Baruch
IntroductionBaruch 4
Lecture publique et écoute · restitution Proclamation
Voici le livre des commandements de Dieu, la Loi qui demeure à jamais : attache-toi à elle, et tu vivras.
Reviens, Jacob ! Saisis-la ! Marche dans l’éclat de sa lumière.
Ne livre pas ta gloire à d’autres, ni ton bien à un peuple étranger.
Heureux sommes-nous, Israël : ce qui plaît à Dieu nous est connu !
Courage, mon peuple ! Toi, mémoire d’Israël !
Vous n’avez pas été vendus pour périr : vous avez provoqué Dieu, et vous avez été livrés à l’ennemi.
Vous avez irrité votre Créateur : vos sacrifices allaient à des démons, non à Dieu.
Vous avez oublié le Dieu éternel qui vous nourrissait ; vous avez fait pleurer Jérusalem, votre mère.
Écoutez, voisines de Sion : Dieu m’a fait connaître un immense deuil.
J’ai vu partir captifs mes fils et mes filles : l’Éternel l’a permis.

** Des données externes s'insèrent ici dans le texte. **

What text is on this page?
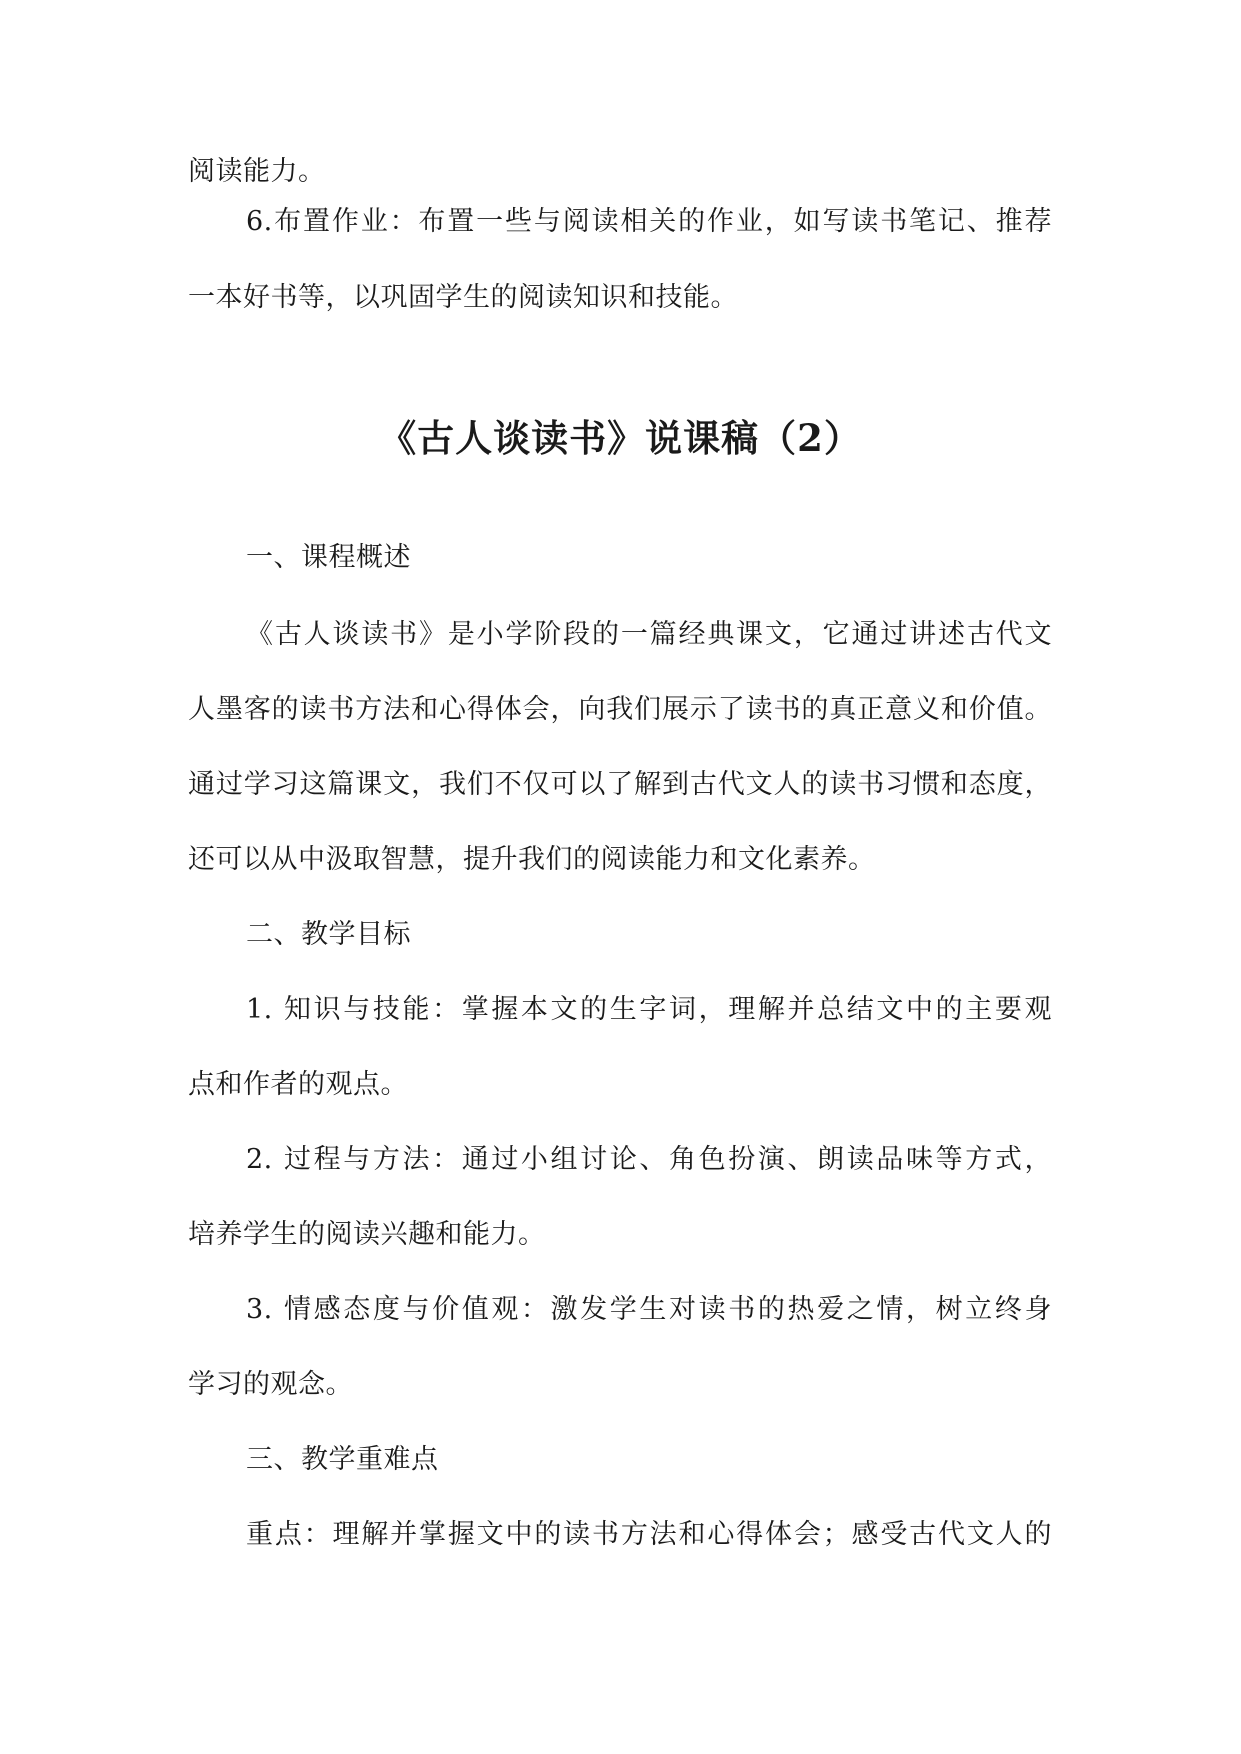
阅读能力。

6.布置作业：布置一些与阅读相关的作业，如写读书笔记、推荐

一本好书等，以巩固学生的阅读知识和技能。

《古人谈读书》说课稿（2）

一、课程概述

《古人谈读书》是小学阶段的一篇经典课文，它通过讲述古代文

人墨客的读书方法和心得体会，向我们展示了读书的真正意义和价值。

通过学习这篇课文，我们不仅可以了解到古代文人的读书习惯和态度，

还可以从中汲取智慧，提升我们的阅读能力和文化素养。

二、教学目标

1. 知识与技能：掌握本文的生字词，理解并总结文中的主要观

点和作者的观点。

2. 过程与方法：通过小组讨论、角色扮演、朗读品味等方式，

培养学生的阅读兴趣和能力。

3. 情感态度与价值观：激发学生对读书的热爱之情，树立终身

学习的观念。

三、教学重难点

重点：理解并掌握文中的读书方法和心得体会；感受古代文人的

Je les avais élevés dans la joie ; je les ai vus partir dans les larmes.
Ne vous réjouissez pas de moi : me voici veuve, abandonnée, déserte à cause des fautes de mes enfants.
Ils ont ignoré ses règles, déserté ses voies, quitté les sentiers de sa justice.
Venez, voisines de Sion ! Regardez la captivité de mes fils et de mes filles.
Une nation lointaine est venue : dure, étrangère de langue, sans respect pour les anciens ni pitié pour les enfants.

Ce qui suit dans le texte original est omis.